The authors declare that they have no known competing financial interests or personal relationships that could have appeared to influence the work reported in this paper.

Authors’ Contributions

The experimental design was completed by J.Y., K.Z., and J.L.; acquisition and treatment of plant materials were completed by Y.X., Y.S., and P.H.; data processing and analysis were performed by J.Y., F.Z., H.Q., M.Y., B.X., and J.M.; the paper was written by J.Y. and Z.L.; X.L. put forward key opinions and revised the paper.

Acknowledgments

This work was financially supported by the National Natural Science Foundation of China (No. 81660628), Tibet Autonomous Region Major Special Science and Technology Project (No.

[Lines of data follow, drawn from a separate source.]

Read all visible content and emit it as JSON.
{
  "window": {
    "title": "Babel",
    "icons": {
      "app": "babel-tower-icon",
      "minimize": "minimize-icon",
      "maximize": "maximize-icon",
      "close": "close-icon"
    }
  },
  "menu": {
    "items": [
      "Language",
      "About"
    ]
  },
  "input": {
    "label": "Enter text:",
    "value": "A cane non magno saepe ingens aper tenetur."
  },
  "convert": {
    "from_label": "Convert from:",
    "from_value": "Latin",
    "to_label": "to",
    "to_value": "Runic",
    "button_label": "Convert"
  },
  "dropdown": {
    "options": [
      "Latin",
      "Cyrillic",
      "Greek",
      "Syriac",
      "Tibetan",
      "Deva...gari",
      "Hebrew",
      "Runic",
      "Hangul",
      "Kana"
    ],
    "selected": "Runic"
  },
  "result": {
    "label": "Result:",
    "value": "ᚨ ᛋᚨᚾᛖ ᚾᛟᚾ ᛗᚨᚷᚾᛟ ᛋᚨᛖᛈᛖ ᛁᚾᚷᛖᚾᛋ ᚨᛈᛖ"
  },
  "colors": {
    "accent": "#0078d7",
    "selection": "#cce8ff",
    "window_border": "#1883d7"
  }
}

XZ201901-GA-04), Budget Project of Tibet Autonomous Region Level (2019-44), the Forth National Survey of Traditional Chinese Medicine Resources, Chinese or Tibet Medicinal Resources Investigation in Tibet Autonomous Region (State Administration of Chinese Traditional Medicine 20200501-542330), Capacity Construction of National Traditional Chinese Medicine Inheritance and Innovation Project (cc-cstc-CA-19-2) and Key Project at Central Government Level: The Ability Establishment of Sustainable Use for Valuable Chinese Medicine Resources (Nos. 2060302-1704-09 and 2060302-1702-13), and Xizang Agriculture and Animal Husbandry College Graduate Innovation Program Fund (YJS2019-14).